W0087
In cubo Membrane Protein Crystallization. Peter
Nollert, Dept. of Biochemistry and Biophysics, School of Medicine, University of
California, San Francisco, San Francisco CA 94143-0448 and Emerald
BioStructures, 7869 NE Day Rd., W., Bainbridge Island, WA 98110.
Several membrane proteins have been crystallized in a lipidic
cubic phase; the crystal architecture, growth mechanism and recent advances of
this crystallization method will be discussed. Membrane proteins are difficult
to crystallize and consequently only a small number of high-resolution
structures are available. Crystals of transmembrane proteins for X-ray
diffraction experiments may be grown either employing detergent micelles, or in
a matrix of liquid crystalline membraneous material forming a lipidic cubic
phase (in cubo). Several structures of bacteriorhodopsin in the ground state
and various photocycle intermediate states of the wild type as well as those of
mutated bacteriorhodopsins have been determined utilizing crystals grown in
cubo.
So far the methodology has been successfully applied to five
membrane proteins. Throughout, the crystals consist of layers in which the
membrane proteins dwell in a lipid environment, similar to their biological
membranes.

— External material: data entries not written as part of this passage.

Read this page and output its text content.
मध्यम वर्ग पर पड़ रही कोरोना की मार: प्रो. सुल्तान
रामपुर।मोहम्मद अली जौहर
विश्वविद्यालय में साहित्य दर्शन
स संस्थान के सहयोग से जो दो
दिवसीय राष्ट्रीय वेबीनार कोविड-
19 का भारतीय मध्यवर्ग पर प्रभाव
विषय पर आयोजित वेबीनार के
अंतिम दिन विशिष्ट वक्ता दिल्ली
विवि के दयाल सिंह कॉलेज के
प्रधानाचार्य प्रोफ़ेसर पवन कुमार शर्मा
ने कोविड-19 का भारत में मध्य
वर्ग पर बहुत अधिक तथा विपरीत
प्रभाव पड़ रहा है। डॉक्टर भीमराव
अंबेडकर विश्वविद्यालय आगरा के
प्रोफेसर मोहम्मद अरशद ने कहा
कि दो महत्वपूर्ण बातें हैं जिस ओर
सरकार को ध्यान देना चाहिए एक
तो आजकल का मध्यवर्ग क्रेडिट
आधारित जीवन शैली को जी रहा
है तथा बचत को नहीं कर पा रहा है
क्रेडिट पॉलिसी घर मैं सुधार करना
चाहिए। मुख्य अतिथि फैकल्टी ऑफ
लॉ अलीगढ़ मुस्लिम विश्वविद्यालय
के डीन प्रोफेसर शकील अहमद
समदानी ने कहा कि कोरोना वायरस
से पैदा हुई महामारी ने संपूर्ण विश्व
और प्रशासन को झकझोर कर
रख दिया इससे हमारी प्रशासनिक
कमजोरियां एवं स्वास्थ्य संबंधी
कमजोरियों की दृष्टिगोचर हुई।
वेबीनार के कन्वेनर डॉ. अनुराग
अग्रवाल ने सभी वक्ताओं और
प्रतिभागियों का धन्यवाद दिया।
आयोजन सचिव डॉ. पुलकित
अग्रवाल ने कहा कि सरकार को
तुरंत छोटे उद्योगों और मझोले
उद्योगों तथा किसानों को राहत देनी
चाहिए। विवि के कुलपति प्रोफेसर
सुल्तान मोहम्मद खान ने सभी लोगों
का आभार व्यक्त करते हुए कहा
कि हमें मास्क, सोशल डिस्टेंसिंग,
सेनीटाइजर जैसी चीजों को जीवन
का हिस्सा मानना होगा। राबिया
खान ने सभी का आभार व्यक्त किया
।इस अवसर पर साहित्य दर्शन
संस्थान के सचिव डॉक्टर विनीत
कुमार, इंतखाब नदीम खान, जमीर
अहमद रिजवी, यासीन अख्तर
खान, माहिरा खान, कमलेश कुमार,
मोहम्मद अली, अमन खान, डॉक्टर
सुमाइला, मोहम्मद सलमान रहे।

The crystallization of bacteriorhodopsin in lipidic cubic phases was
investigated and a mechanism for crystal nucleation and growth is proposed.
Since its conception, several technical advances facilitate crystallographers to
use this crystallization methodology for routine crystallization trials.
Particularly, a micromethod for in cubo crystallization was developed that
requires fewer handling steps, consumes less material for a single
crystallization setup and that allows the use of standard multiwell plates.